Soif de musique locale
Les règles du jeu sont très différentes pour les festivals de musique. Souvent sponsorisés par de grandes entreprises comme Diesel, Smirnoff ou Coca-Cola, leur entrée est gratuite et sans limite d'âge. Mais le plus souvent, seuls des concerts d'artistes internationaux adulés par le grand public sont sélectionnés.
Su Real reste néanmoins convaincu qu'il existe un public pour la musique festive produite en Inde. "Il existe actuellement une soif de musique festive moderne mais locale, je le sens."
Des clips rapides et déjantés
En Inde, cette envie de musique locale produite hors du circuit bollywoodien est satisfaite par un média tombé en désuétude en Europe: les chaînes télévisées musicales. Sur VH1, l'une des 20 chaînes musicales indiennes, les clips de Su Real sont chaque jour visionnés par plus de dix millions d'adolescents.
Pas étonnant qu'il accorde une importance toute particulière à la réalisation de clips hauts en couleurs: ses clips sont déjantés, provocateurs, rapides et produits par des professionnels internationaux reconnus, comme le réalisateur danois Mads Knudsen.
Regard extérieur d'un insider
Son clip "East West Badman Rudeboy Mash Up Ting", qui dure environ trois minutes, mêle danseuses du ventre, temples et dieux hindoux. L'iconographie, très orientaliste, semble portée par une vision occidentale et simpliste des cultures arabes et asiatiques.
Dans quelle mesure cette représentation résulte-t-elle d'un choix conscient? Su Real explique que cette chanson traîte du choc culturel entre l'Occident et l'Orient et qu'il a donc beaucoup joué sur les clichés.
En tant qu'Indien ayant grandi à l'étranger, je peux me le permettre. J'aborde ces images avec le regard extérieur d'un insider.

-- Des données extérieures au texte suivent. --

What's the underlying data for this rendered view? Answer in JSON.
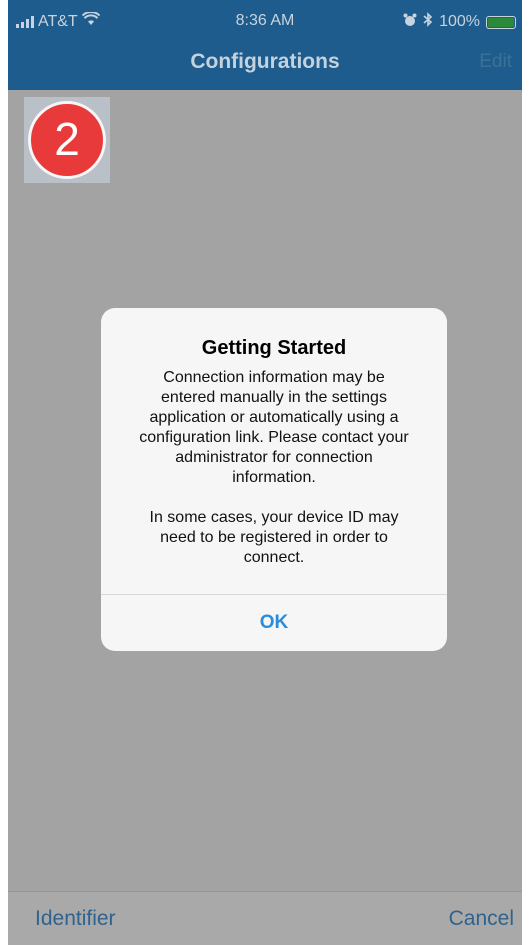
{
  "status_bar": {
    "carrier": "AT&T",
    "time": "8:36 AM",
    "battery": "100%"
  },
  "nav": {
    "title": "Configurations",
    "edit": "Edit"
  },
  "badge": {
    "number": "2"
  },
  "alert": {
    "title": "Getting Started",
    "message": "Connection information may be\nentered manually in the settings\napplication or automatically using a\nconfiguration link.  Please contact your\nadministrator for connection\ninformation.\n\nIn some cases, your device ID may\nneed to be registered in order to\nconnect.",
    "ok": "OK"
  },
  "toolbar": {
    "left": "Identifier",
    "right": "Cancel"
  }
}
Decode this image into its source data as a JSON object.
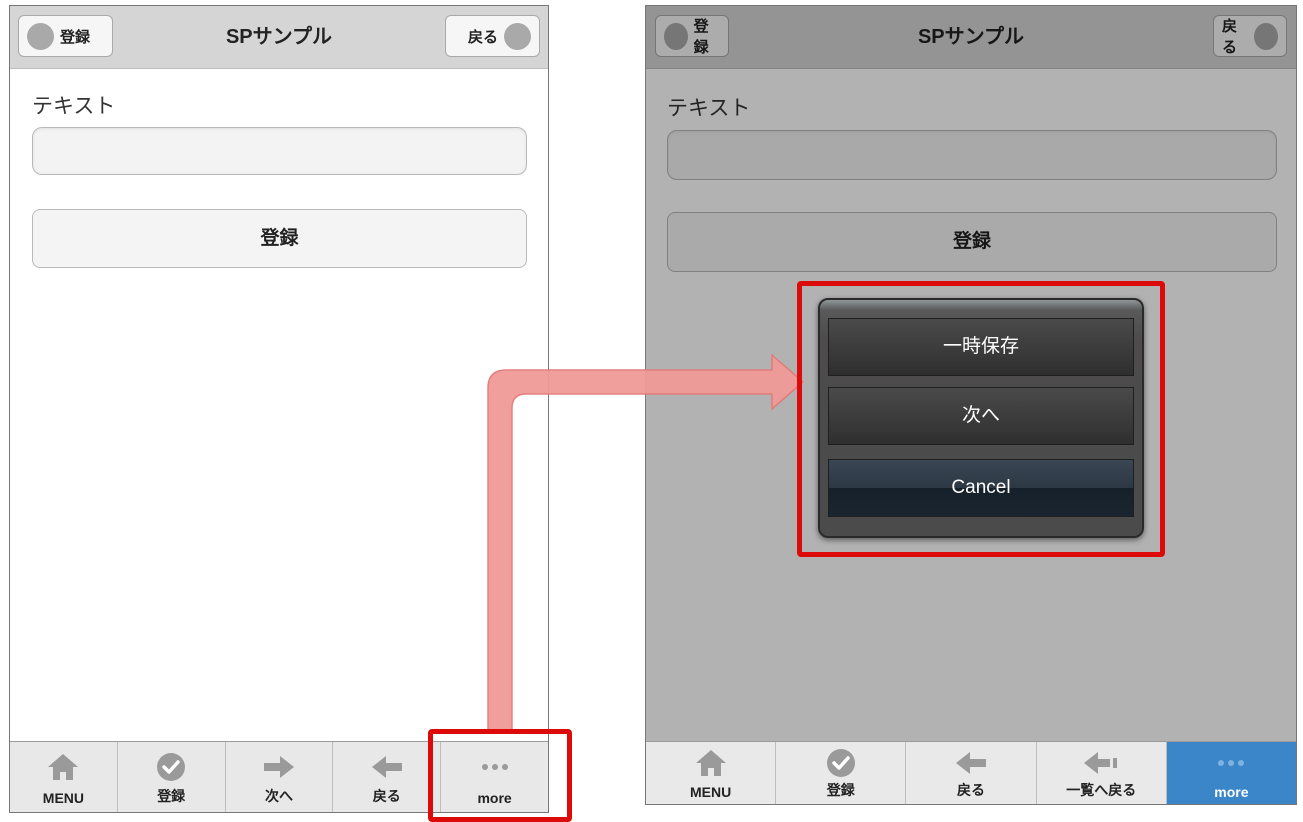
{
  "header": {
    "title": "SPサンプル",
    "left_button": "登録",
    "right_button": "戻る"
  },
  "form": {
    "text_label": "テキスト",
    "text_value": "",
    "submit_label": "登録"
  },
  "left_footer": [
    {
      "label": "MENU",
      "icon": "home-icon"
    },
    {
      "label": "登録",
      "icon": "check-circle-icon"
    },
    {
      "label": "次へ",
      "icon": "arrow-right-icon"
    },
    {
      "label": "戻る",
      "icon": "arrow-left-icon"
    },
    {
      "label": "more",
      "icon": "more-dots-icon"
    }
  ],
  "right_footer": [
    {
      "label": "MENU",
      "icon": "home-icon"
    },
    {
      "label": "登録",
      "icon": "check-circle-icon"
    },
    {
      "label": "戻る",
      "icon": "arrow-left-icon"
    },
    {
      "label": "一覧へ戻る",
      "icon": "arrow-left-list-icon"
    },
    {
      "label": "more",
      "icon": "more-dots-icon",
      "active": true
    }
  ],
  "action_sheet": {
    "items": [
      "一時保存",
      "次へ"
    ],
    "cancel": "Cancel"
  },
  "colors": {
    "highlight_red": "#dd0a0a",
    "arrow_fill": "#f19a98",
    "active_tab": "#3a86c9"
  }
}
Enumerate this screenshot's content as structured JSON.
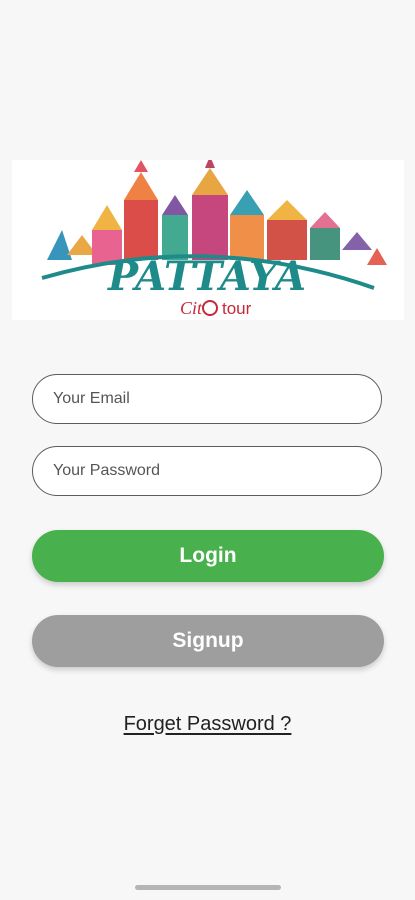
{
  "logo": {
    "title": "PATTAYA",
    "subtitle_prefix": "Cit",
    "subtitle_suffix": "tour",
    "colors": {
      "brand_teal": "#1f8a8a",
      "accent_red": "#c6283a"
    }
  },
  "form": {
    "email_placeholder": "Your Email",
    "password_placeholder": "Your Password",
    "email_value": "",
    "password_value": ""
  },
  "actions": {
    "login_label": "Login",
    "signup_label": "Signup",
    "forget_label": "Forget Password ?"
  },
  "colors": {
    "login": "#48b14d",
    "signup": "#9e9e9e",
    "background": "#f7f7f7"
  }
}
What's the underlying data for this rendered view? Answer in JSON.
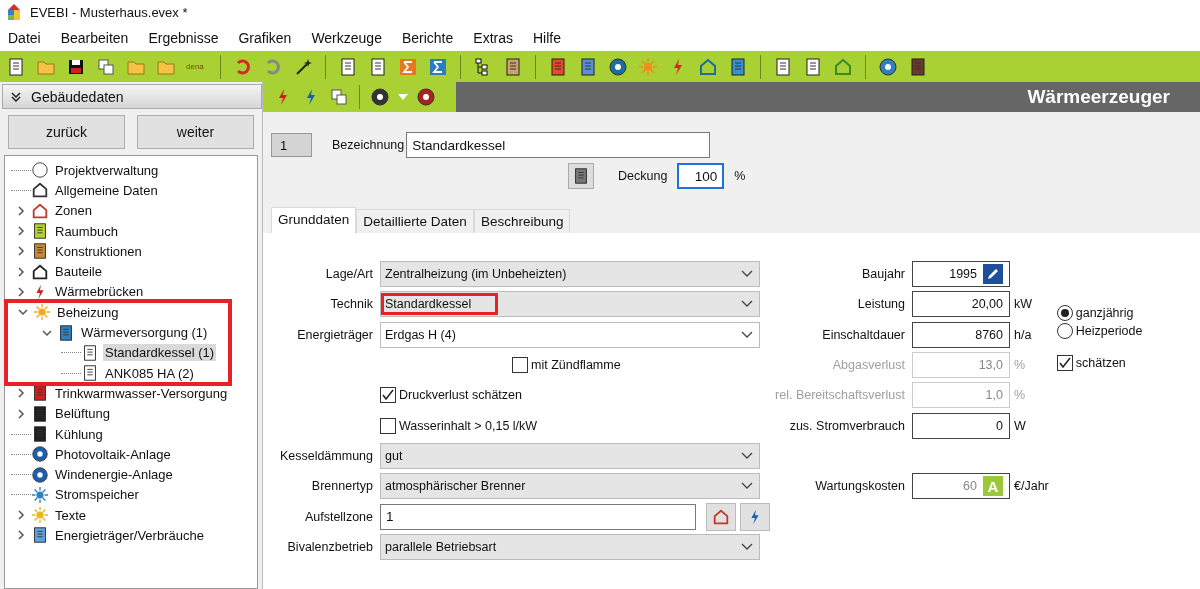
{
  "window": {
    "title": "EVEBI - Musterhaus.evex *"
  },
  "menu": [
    "Datei",
    "Bearbeiten",
    "Ergebnisse",
    "Grafiken",
    "Werkzeuge",
    "Berichte",
    "Extras",
    "Hilfe"
  ],
  "toolbar": {
    "dena_label": "dena"
  },
  "sidebar": {
    "title": "Gebäudedaten",
    "buttons": [
      "zurück",
      "weiter"
    ],
    "tree": [
      {
        "label": "Projektverwaltung",
        "kind": "leaf",
        "selected": false,
        "highlighted": false
      },
      {
        "label": "Allgemeine Daten",
        "kind": "leaf",
        "selected": false,
        "highlighted": false
      },
      {
        "label": "Zonen",
        "kind": "group",
        "expanded": false,
        "selected": false,
        "highlighted": false
      },
      {
        "label": "Raumbuch",
        "kind": "group",
        "expanded": false,
        "selected": false,
        "highlighted": false
      },
      {
        "label": "Konstruktionen",
        "kind": "group",
        "expanded": false,
        "selected": false,
        "highlighted": false
      },
      {
        "label": "Bauteile",
        "kind": "group",
        "expanded": false,
        "selected": false,
        "highlighted": false
      },
      {
        "label": "Wärmebrücken",
        "kind": "group",
        "expanded": false,
        "selected": false,
        "highlighted": false
      },
      {
        "label": "Beheizung",
        "kind": "group",
        "expanded": true,
        "selected": false,
        "highlighted": true,
        "children": [
          {
            "label": "Wärmeversorgung (1)",
            "kind": "group",
            "expanded": true,
            "selected": false,
            "highlighted": false,
            "children": [
              {
                "label": "Standardkessel (1)",
                "kind": "leaf",
                "selected": true,
                "highlighted": false
              },
              {
                "label": "ANK085 HA (2)",
                "kind": "leaf",
                "selected": false,
                "highlighted": false
              }
            ]
          }
        ]
      },
      {
        "label": "Trinkwarmwasser-Versorgung",
        "kind": "group",
        "expanded": false,
        "selected": false,
        "highlighted": false
      },
      {
        "label": "Belüftung",
        "kind": "group",
        "expanded": false,
        "selected": false,
        "highlighted": false
      },
      {
        "label": "Kühlung",
        "kind": "leaf",
        "selected": false,
        "highlighted": false
      },
      {
        "label": "Photovoltaik-Anlage",
        "kind": "leaf",
        "selected": false,
        "highlighted": false
      },
      {
        "label": "Windenergie-Anlage",
        "kind": "leaf",
        "selected": false,
        "highlighted": false
      },
      {
        "label": "Stromspeicher",
        "kind": "leaf",
        "selected": false,
        "highlighted": false
      },
      {
        "label": "Texte",
        "kind": "group",
        "expanded": false,
        "selected": false,
        "highlighted": false
      },
      {
        "label": "Energieträger/Verbräuche",
        "kind": "group",
        "expanded": false,
        "selected": false,
        "highlighted": false
      }
    ]
  },
  "panel": {
    "title": "Wärmeerzeuger",
    "number": "1",
    "name_label": "Bezeichnung",
    "name_value": "Standardkessel",
    "coverage_label": "Deckung",
    "coverage_value": "100",
    "coverage_unit": "%",
    "tabs": [
      {
        "label": "Grunddaten",
        "selected": true
      },
      {
        "label": "Detaillierte Daten",
        "selected": false
      },
      {
        "label": "Beschreibung",
        "selected": false
      }
    ],
    "left_fields": [
      {
        "kind": "select",
        "label": "Lage/Art",
        "value": "Zentralheizung (im Unbeheizten)",
        "white": false,
        "highlighted": false
      },
      {
        "kind": "select",
        "label": "Technik",
        "value": "Standardkessel",
        "white": false,
        "highlighted": true
      },
      {
        "kind": "select",
        "label": "Energieträger",
        "value": "Erdgas H (4)",
        "white": true,
        "highlighted": false
      },
      {
        "kind": "option",
        "label": "mit Zündflamme",
        "checked": false
      },
      {
        "kind": "checkbox",
        "label": "Druckverlust schätzen",
        "checked": true
      },
      {
        "kind": "checkbox",
        "label": "Wasserinhalt > 0,15 l/kW",
        "checked": false
      },
      {
        "kind": "select",
        "label": "Kesseldämmung",
        "value": "gut",
        "white": false,
        "highlighted": false
      },
      {
        "kind": "select",
        "label": "Brennertyp",
        "value": "atmosphärischer Brenner",
        "white": false,
        "highlighted": false
      },
      {
        "kind": "zone",
        "label": "Aufstellzone",
        "value": "1"
      },
      {
        "kind": "select",
        "label": "Bivalenzbetrieb",
        "value": "parallele Betriebsart",
        "white": false,
        "highlighted": false
      }
    ],
    "right_fields": [
      {
        "kind": "edit",
        "label": "Baujahr",
        "value": "1995",
        "disabled": false
      },
      {
        "kind": "plain",
        "label": "Leistung",
        "value": "20,00",
        "unit": "kW",
        "disabled": false
      },
      {
        "kind": "plain",
        "label": "Einschaltdauer",
        "value": "8760",
        "unit": "h/a",
        "disabled": false
      },
      {
        "kind": "plain",
        "label": "Abgasverlust",
        "value": "13,0",
        "unit": "%",
        "disabled": true
      },
      {
        "kind": "plain",
        "label": "rel. Bereitschaftsverlust",
        "value": "1,0",
        "unit": "%",
        "disabled": true
      },
      {
        "kind": "plain",
        "label": "zus. Stromverbrauch",
        "value": "0",
        "unit": "W",
        "disabled": false
      },
      {
        "kind": "spacer"
      },
      {
        "kind": "auto",
        "label": "Wartungskosten",
        "value": "60",
        "badge": "A",
        "unit": "€/Jahr",
        "disabled": false
      }
    ],
    "period_options": [
      {
        "label": "ganzjährig",
        "selected": true
      },
      {
        "label": "Heizperiode",
        "selected": false
      }
    ],
    "estimate": {
      "label": "schätzen",
      "checked": true
    }
  }
}
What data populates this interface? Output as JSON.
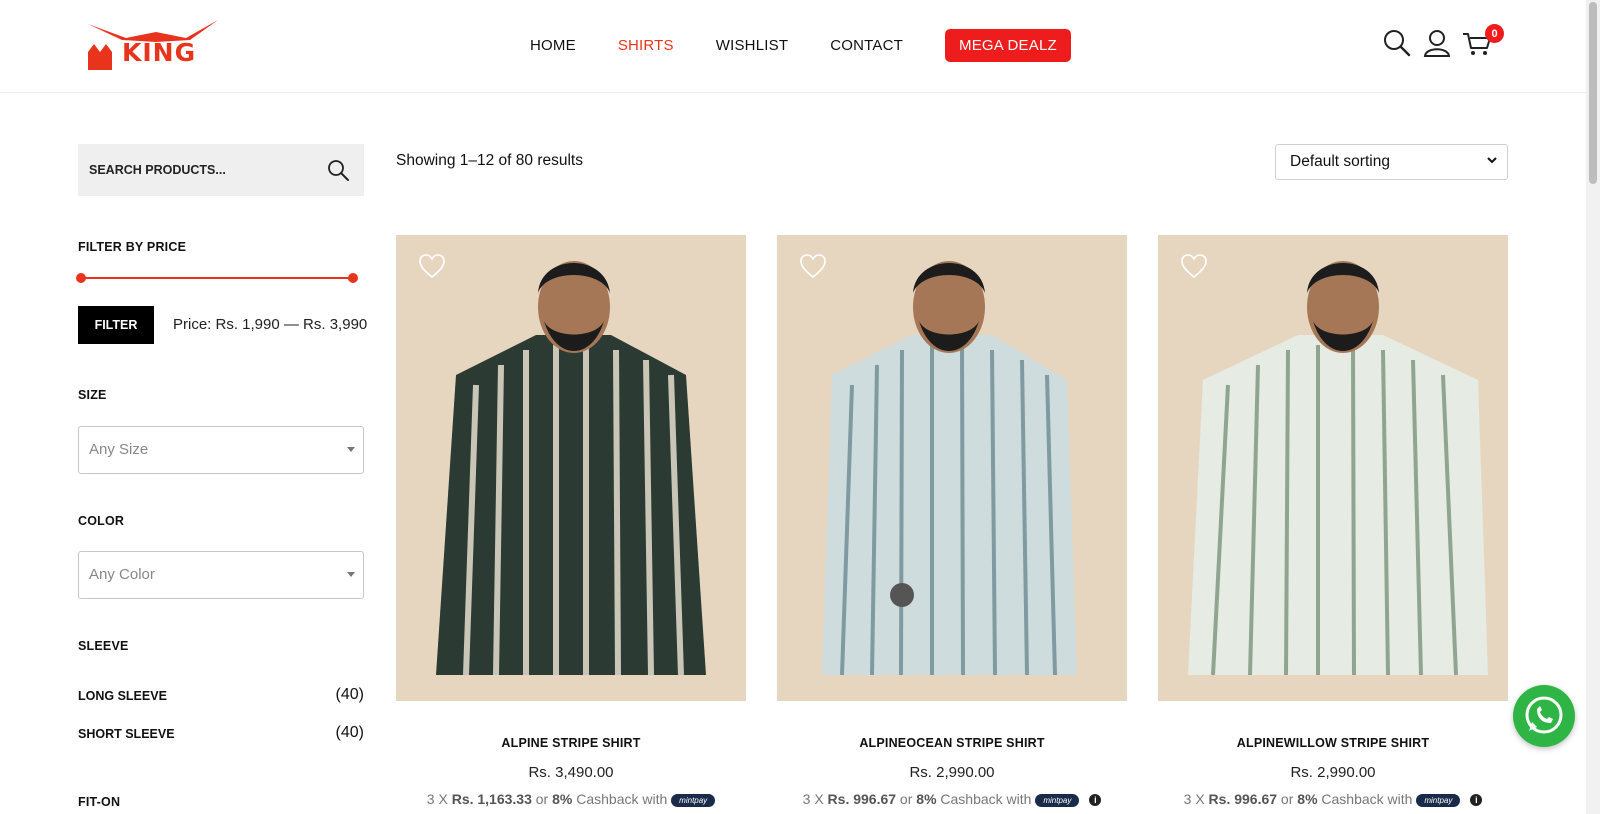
{
  "brand": {
    "logo_text": "KING",
    "accent": "#e8341c"
  },
  "nav": {
    "items": [
      {
        "label": "HOME",
        "active": false
      },
      {
        "label": "SHIRTS",
        "active": true
      },
      {
        "label": "WISHLIST",
        "active": false
      },
      {
        "label": "CONTACT",
        "active": false
      }
    ],
    "deal_label": "MEGA DEALZ",
    "deal_color": "#ee1c1c"
  },
  "header_icons": {
    "search": "search-icon",
    "account": "user-icon",
    "cart": "cart-icon",
    "cart_count": "0"
  },
  "sidebar": {
    "search_placeholder": "SEARCH PRODUCTS...",
    "price_title": "FILTER BY PRICE",
    "filter_label": "FILTER",
    "price_range": "Price: Rs. 1,990 — Rs. 3,990",
    "size_title": "SIZE",
    "size_value": "Any Size",
    "color_title": "COLOR",
    "color_value": "Any Color",
    "sleeve_title": "SLEEVE",
    "sleeves": [
      {
        "label": "LONG SLEEVE",
        "count": "(40)"
      },
      {
        "label": "SHORT SLEEVE",
        "count": "(40)"
      }
    ],
    "fit_title": "FIT-ON"
  },
  "shop": {
    "results": "Showing 1–12 of 80 results",
    "sorting": "Default sorting"
  },
  "products": [
    {
      "name": "ALPINE STRIPE SHIRT",
      "price": "Rs. 3,490.00",
      "inst_prefix": "3 X ",
      "inst_amount": "Rs. 1,163.33",
      "inst_or": " or ",
      "cashback": "8%",
      "inst_suffix": " Cashback with ",
      "mint": "mintpay",
      "shirt_color": "#2b3b33",
      "stripe_color": "#c9c6b8",
      "info": false
    },
    {
      "name": "ALPINEOCEAN STRIPE SHIRT",
      "price": "Rs. 2,990.00",
      "inst_prefix": "3 X ",
      "inst_amount": "Rs. 996.67",
      "inst_or": " or ",
      "cashback": "8%",
      "inst_suffix": " Cashback with ",
      "mint": "mintpay",
      "shirt_color": "#cfdcde",
      "stripe_color": "#7f9aa0",
      "info": true
    },
    {
      "name": "ALPINEWILLOW STRIPE SHIRT",
      "price": "Rs. 2,990.00",
      "inst_prefix": "3 X ",
      "inst_amount": "Rs. 996.67",
      "inst_or": " or ",
      "cashback": "8%",
      "inst_suffix": " Cashback with ",
      "mint": "mintpay",
      "shirt_color": "#e6ebe4",
      "stripe_color": "#8fa590",
      "info": true
    }
  ]
}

De l'underground au mainstream
Su Real est avant tout présent sur la scène musicale underground de New Delhi, mais son style de desi bass unique, lui a permis de se tailler une place de choix dans la pop indienne, ce dont témoigne l'émission "The Remix" diffusée par le service de streaming Amazon Prime.
Dans un duo avec la chanteuse bollywoodienne Rashmeet Kaur, Su Real se mesure aux meilleurs musiciens du pays devant un jury. Udyan Sagar alias Nucleya est l'un des jurés et également une vieille connaissance de Su Real.
Il a été le premier adepte du desi bass en Inde. L'objectif de l'émission est simple: dépoussiérer les vieux classiques bollywoodiens en leur insufflant un peu de modernité. Et pour Su Real, le desi bass s'y prête à merveille.
Rester fidèle à son pays
Mais Su Real veut également servir de modèle aux jeunes musiciens et les inciter à rester fidèles à leur pays: "Les musiciens indiens ont longtemps rêvé d'aller en Occident. Aujourd'hui, ils rêvent de réussir dans leur pays. Et c'est une bonne chose pour la pop indienne, qui se diversifie chaque jour un peu plus."
Un sujet de Theresa Beyer (SRF Kultur)
Adaptation web: Miruna Coca-Cozma
Global Bass
Avec la diffusion en 2012 de sa chanson "Original Don" devenue virale, Major Lazor est devenu une icône du mouvement Global Bass.
Sorte de "musique du monde" de l'ère numérique, le Global Bass se caractérise par l'assimilation d'influences locales dans la musique festive des quatre coins du monde, du Brésil à l'Inde en passant par l'Afrique du Sud.